Monday, June 15, 2020

PetaPixel: Fox News Ran Photoshopped Photos of Seattle Protests

Fox News is being slammed for breaching journalism ethics after it published Photoshopped news photos of protests in Seattle. The outlet has pulled the misleading photos and apologized.

The Seattle Times first reported on the digitally altered and misleading photos published in Fox News‘ coverage of Seattle’s Capitol Hill Autonomous Zone (CHAZ), where occupation protesters have taken over approximately six city blocks and declared it to be autonomous.

For several hours on Friday, Fox News‘ homepage featured different photos for its coverage of CHAZ. One of them was of a man with a military-style rifle in front of smashed retail storefronts.

Another showed the exact same man standing next to a sign on a barrier at the CHAZ.

A third photo used on the homepage showed a man running through a street with buildings and a car burning, and Seattle is described as “CRAZY TOWN.”

Problem was, the fire photo didn’t show Seattle at all — it was actually photographed back on May 30th — a week before CHAZ was established — in St. Paul, Minnesota.

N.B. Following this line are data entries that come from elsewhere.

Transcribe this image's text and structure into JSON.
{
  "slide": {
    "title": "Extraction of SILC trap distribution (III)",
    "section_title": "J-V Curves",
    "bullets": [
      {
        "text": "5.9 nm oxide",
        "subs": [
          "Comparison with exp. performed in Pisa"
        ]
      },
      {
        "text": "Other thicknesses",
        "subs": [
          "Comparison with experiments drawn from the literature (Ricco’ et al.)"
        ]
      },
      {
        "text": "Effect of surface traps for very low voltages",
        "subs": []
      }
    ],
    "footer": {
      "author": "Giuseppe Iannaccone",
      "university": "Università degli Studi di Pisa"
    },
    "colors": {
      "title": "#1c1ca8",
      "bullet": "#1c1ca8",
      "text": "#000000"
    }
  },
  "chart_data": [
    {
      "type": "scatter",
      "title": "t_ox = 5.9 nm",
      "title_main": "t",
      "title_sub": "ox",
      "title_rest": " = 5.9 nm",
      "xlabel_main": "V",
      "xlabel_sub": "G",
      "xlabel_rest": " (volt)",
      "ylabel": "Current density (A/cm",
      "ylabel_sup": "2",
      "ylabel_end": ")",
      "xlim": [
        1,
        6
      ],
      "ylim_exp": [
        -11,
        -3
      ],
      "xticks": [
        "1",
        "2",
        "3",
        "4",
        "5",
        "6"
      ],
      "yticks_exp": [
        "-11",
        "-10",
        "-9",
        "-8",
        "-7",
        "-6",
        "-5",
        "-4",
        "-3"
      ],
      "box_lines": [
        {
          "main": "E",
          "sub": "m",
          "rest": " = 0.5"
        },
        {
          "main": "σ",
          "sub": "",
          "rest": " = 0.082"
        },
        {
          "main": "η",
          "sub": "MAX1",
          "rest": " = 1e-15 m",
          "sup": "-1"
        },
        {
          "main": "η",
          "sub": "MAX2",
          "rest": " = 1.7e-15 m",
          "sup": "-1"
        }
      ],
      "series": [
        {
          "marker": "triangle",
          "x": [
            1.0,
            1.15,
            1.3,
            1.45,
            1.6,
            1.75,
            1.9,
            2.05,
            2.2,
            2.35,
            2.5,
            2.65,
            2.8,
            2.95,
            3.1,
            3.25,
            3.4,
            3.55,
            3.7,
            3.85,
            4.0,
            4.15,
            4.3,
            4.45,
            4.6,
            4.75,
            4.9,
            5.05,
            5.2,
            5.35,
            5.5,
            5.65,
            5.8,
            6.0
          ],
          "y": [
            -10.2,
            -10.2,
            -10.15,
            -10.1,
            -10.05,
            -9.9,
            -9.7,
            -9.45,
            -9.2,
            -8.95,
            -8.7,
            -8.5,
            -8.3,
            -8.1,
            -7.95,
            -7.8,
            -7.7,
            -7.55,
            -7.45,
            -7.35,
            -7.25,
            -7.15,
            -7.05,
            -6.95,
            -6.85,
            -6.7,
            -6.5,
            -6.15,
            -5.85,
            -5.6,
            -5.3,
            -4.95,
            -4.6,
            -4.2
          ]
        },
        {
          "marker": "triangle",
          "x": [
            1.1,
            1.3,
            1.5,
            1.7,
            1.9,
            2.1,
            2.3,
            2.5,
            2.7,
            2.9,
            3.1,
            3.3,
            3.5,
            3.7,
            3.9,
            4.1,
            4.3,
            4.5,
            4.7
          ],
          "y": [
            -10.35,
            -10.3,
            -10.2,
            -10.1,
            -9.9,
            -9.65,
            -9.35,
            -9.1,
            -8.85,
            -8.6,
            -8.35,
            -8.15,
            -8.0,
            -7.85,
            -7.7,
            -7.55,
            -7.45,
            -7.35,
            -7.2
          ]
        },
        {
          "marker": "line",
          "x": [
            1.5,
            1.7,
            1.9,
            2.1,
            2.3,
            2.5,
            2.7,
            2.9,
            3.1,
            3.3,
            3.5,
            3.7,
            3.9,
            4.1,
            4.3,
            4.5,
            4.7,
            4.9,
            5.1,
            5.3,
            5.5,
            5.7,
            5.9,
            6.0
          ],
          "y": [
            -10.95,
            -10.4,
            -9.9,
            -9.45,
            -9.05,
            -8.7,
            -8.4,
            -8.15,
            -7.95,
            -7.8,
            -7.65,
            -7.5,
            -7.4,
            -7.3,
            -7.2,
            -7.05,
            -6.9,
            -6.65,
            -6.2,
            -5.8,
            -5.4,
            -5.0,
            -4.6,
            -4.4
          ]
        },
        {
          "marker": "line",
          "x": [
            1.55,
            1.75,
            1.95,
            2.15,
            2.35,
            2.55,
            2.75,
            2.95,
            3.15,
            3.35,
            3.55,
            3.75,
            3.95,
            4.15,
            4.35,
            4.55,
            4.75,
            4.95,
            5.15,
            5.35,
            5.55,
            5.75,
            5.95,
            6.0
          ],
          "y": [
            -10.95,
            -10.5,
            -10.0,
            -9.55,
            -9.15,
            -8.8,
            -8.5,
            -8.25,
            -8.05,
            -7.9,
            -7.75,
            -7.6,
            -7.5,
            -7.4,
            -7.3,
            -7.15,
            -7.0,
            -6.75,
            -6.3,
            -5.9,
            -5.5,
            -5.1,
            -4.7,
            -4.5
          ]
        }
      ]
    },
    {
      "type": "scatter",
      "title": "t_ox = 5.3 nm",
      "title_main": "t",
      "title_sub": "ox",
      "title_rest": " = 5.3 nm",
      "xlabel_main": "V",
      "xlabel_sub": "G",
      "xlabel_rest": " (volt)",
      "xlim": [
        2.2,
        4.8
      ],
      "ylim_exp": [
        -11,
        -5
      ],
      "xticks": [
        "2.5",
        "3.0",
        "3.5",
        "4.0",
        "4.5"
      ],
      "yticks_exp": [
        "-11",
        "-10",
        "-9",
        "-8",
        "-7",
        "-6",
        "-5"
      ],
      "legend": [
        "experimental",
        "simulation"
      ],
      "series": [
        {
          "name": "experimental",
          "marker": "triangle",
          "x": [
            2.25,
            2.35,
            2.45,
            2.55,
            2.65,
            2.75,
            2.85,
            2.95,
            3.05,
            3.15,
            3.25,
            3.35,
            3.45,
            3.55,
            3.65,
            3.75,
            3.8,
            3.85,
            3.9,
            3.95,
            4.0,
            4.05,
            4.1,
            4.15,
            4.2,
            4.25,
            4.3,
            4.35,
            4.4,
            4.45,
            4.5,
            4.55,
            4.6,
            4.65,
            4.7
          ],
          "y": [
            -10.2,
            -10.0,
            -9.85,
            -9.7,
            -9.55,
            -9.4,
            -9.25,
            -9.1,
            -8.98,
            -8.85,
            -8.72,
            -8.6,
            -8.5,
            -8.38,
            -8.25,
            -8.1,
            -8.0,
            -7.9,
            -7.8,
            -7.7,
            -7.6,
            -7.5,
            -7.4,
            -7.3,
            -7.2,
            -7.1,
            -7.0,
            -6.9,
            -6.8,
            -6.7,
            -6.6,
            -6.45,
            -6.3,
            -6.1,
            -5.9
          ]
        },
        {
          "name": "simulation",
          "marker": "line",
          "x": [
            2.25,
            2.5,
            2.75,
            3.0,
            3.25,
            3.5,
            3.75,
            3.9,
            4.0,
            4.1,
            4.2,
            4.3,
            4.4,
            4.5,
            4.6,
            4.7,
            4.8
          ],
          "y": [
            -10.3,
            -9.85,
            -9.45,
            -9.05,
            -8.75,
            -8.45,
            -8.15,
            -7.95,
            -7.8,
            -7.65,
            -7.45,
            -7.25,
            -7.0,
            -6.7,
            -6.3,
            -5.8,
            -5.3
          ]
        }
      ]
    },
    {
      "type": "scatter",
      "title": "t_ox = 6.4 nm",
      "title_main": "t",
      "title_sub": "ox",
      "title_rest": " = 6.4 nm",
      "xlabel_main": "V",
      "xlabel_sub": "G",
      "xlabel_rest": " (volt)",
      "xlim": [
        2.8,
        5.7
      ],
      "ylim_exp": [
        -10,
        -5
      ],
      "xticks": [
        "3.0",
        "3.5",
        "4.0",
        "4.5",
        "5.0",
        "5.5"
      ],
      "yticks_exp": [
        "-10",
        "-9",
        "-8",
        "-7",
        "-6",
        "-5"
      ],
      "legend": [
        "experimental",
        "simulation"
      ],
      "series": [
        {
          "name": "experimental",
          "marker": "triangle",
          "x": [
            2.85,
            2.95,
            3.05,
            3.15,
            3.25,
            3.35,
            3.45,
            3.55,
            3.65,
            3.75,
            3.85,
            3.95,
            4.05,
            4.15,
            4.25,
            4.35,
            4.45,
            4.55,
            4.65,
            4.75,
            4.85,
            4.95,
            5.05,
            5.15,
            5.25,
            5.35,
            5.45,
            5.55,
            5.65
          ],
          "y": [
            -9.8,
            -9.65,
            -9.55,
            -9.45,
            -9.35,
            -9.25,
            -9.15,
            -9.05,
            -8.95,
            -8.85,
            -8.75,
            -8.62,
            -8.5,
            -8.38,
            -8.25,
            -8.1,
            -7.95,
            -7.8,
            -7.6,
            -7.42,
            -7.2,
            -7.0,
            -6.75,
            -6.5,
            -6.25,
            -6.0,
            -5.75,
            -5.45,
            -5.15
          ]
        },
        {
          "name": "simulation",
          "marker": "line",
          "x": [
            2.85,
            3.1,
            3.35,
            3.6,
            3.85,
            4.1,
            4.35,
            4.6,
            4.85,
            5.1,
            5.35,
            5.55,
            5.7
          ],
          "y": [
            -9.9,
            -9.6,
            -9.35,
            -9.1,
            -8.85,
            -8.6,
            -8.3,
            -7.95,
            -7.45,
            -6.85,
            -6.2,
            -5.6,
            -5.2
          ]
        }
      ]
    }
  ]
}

And the photos of the rifle-carrying man were composites created by combining multiple news photos together.

Embed from Getty Images
Embed from Getty Images

While a close examination reveals that the “photos” are actually photo illustrations, photo illustrations are generally labeled as such and used for features and opinion rather than straight news reporting.

Getty Images photographer David Ryder, who shot the two photos above, wasn’t happy with how his photos were used.

“It is definitely Photoshopped,” Ryder tells the Seattle Times. “To use a photo out of context in a journalistic setting like that seems unethical.”

Journalism experts also criticized Fox News for running the photos in its coverage of the CHAZ, which has widely been reported to be mostly peaceful.

“I think it’s disgraceful propaganda and terribly misrepresentative of documentary journalism in times like this, when truth-telling and accountability is so important,” photojournalism ethics expert Kenny Irby tells the Times. “There is no attribution. There is no acknowledgment of the montage, and it’s terribly misleading.”

“For a news photo that is supposed to be of the moment, it is completely egregious to manipulate this the way they have done,” NPPA executive editor Akili Ramsess tells the Times. “It’s one thing for their opinion hosts to state whatever opinion they have, but for their online news platform, they have to follow the ethical norms of any news organization.”

After being contacted by the Seattle Times about the photos, Fox News took them down and updated three of its stories with an apology.

“A FoxNews.com home page photo collage which originally accompanied this story included multiple scenes from Seattle’s ‘Capitol Hill Autonomous Zone’ and of wreckage following recent riots,” the editor’s note reads. “The collage did not clearly delineate between these images, and has since been replaced.

“In addition, a recent slideshow depicting scenes from Seattle mistakenly included a picture from St. Paul, Minnesota. Fox News regrets these errors.”